Article Title

Disparate Discrimination


This Article explains and analyzes a recent trend in the Supreme Court’s cases regarding unintentional discrimination, where the argument is that a law has the effect of producing a disadvantage on members of a particular group. In religious discrimination cases, the Court has held that a law is presumptively unconstitutional if the law results in a comparable secular activity being treated more favorably than religious activity. Yet in racial discrimination cases, the Court has said the mere fact that a law more severely disadvantages racial minorities as a group does not suffice to establish unlawful discrimination.

The two tracks for unintentional discrimination claims can be understood through the lens of political process theory. One part of political process theory maintains that courts should be skeptical of laws that negatively affect discrete and insular minorities who may be politically powerless and face prejudice. One reason the Court more carefully scrutinizes laws that burden conservative, (often) Christian religious groups may be that the Court views those groups as socially powerless because their views no longer command majority support and because their views are not treated with the respect the Court thinks they deserve. And the Court’s decisions have the effect of redistributing power to or reinforcing power in the groups the Court believes to be socially powerless.

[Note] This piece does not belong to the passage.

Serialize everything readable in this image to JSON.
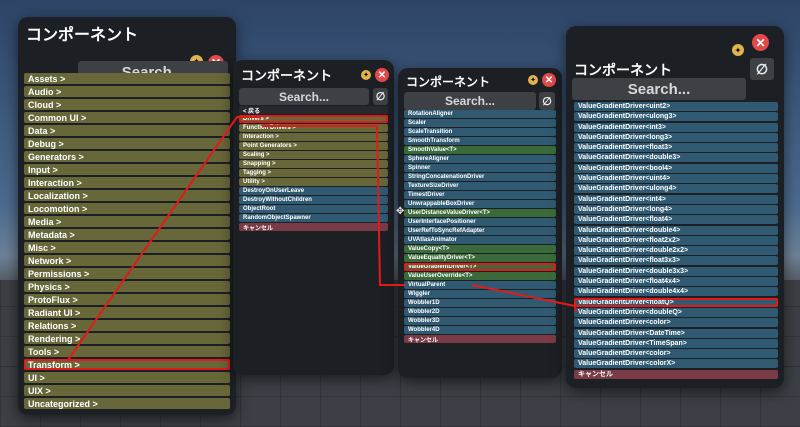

Identifying the jurisprudential worldview that may plausibly drive these trends helps to identify the potential implications and assess the merits of the new doctrinal approach that the Court has taken in (some) antidiscrimination cases. The Court’s new approach to religious discrimination claims has some virtues; in particular, the Court is probably right to consider facts from the private sphere, such as a group’s economic or social power, in deciding the appropriate scope of judicial review. But the selectivity with which the Court has applied this approach, as well as the Court’s odd assessments of various groups’ power, has resulted in a problematic jurisprudence of conservative victimization that judicially protects backlash against advances in equality and antidiscrimination law.